Diversify for success
Jefferds and Remstar ask their customers, "What do you need from us?"
By Joe Nowlan, Associate Editor -- Industrial Distribution, 8/1/2005
For Jefferds Co. and Remstar International—two materials handling specialists—things are going well. But executives at both companies remain cautious in their overall business outlook.
"I've been in this business for 30 years and I'm not sure I can remember a time when business has been as strong as it is right now," says Richard Sinclair, president/CEO of Jefferds, a materials handling equipment distributor based in St. Albans, W. Va.
Business is also strong at Remstar, a manufacturer and marketer of automated storage and retrieval solutions headquartered in Westbrook, Maine. Yet marketing director Ed Romaine also asks, "When things are going well, life is wonderful. But what happens when the economy turns?"
Both men are experienced enough to know that these successes didn't just happen. Each company took specific strategic steps to get where they are. As with many industries that "Market Outlook" has analyzed in recent months, staying diversified has been essential to the respective success of Remstar and Jefferds.
Remstar changed its business plan about four years ago, Romaine explains. The company noticed that many potential competitors in materials handling tended to gravitate towards the same group of prospective customers. If that sector began performing poorly, those companies would eventually be hurt as well.
"The trick was to create a business plan that goes after a number of different target markets, all of which are in different sectors of the economy," he says.
Remstar went into more varied markets, Romaine explains, including medical devices, pharmaceutical and health care, and automotive.
At Jefferds, diversifying has always been a vital part of the business plan, Sinclair says. The regions in which Jefferds operates (Virginia, West Virginia, Kentucky and Tennessee) are mostly rural areas and smaller markets where, "you have to be able to do a lot of things. If you have all your eggs in one basket, that can be very good during the time that everybody wants that particular product line. But those things can come and they can go," he says.
The industries with which Jefferds works include food and beverage; lumber; mining; and automotive. The distributor is located not very far from Georgetown, Ky., where Toyota has a plant, and Smyrna, Tenn., where Nissan has a truck plant, Sinclair explains.
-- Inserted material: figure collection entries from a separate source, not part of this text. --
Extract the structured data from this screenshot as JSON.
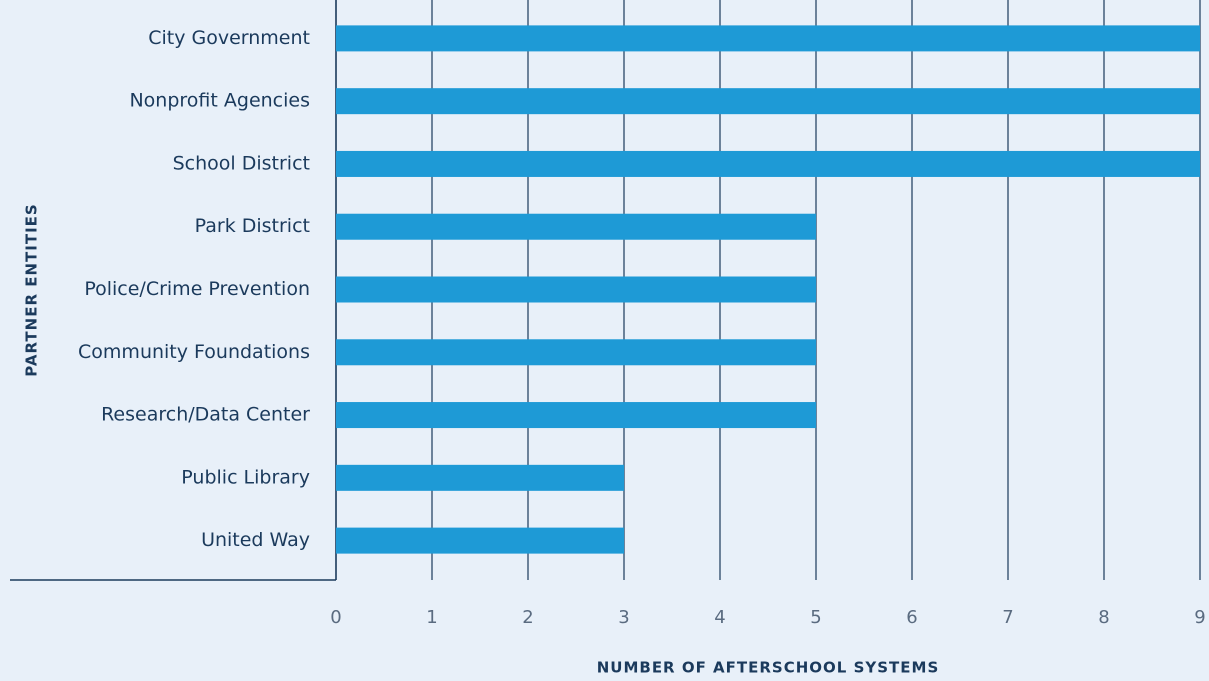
{
  "chart_data": {
    "type": "bar",
    "orientation": "horizontal",
    "categories": [
      "City Government",
      "Nonprofit Agencies",
      "School District",
      "Park District",
      "Police/Crime Prevention",
      "Community Foundations",
      "Research/Data Center",
      "Public Library",
      "United Way"
    ],
    "values": [
      9,
      9,
      9,
      5,
      5,
      5,
      5,
      3,
      3
    ],
    "color": "#1e9ad6",
    "xlim": [
      0,
      9
    ],
    "xticks": [
      0,
      1,
      2,
      3,
      4,
      5,
      6,
      7,
      8,
      9
    ],
    "grid": true,
    "xlabel": "NUMBER OF AFTERSCHOOL SYSTEMS",
    "ylabel": "PARTNER ENTITIES"
  }
}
"We're within about a 300-mile radius of a lot of small automotive plants that have been springing up," he points out. "Many of these plants and companies are not huge like a GM, but for us, they're fabulous. They're wonderful people, make a great product, and turn to us for solutions for their materials handling needs."
While things are going well right now, Sinclair admits his, "number one worry is that the bubble will burst. We've been there before, and when-ever you have a positive upturn, one of the concerns I have is staffing for it, without overstaffing. No one wants to put people on the payroll and then subsequently have to jettison them."
Summing up the state of the materials handling industry from the Remstar perspective, Romaine says that, "the economy is always transitioning to another type of economy. You'll have to alter your business while those businesses around you are being altered and changed."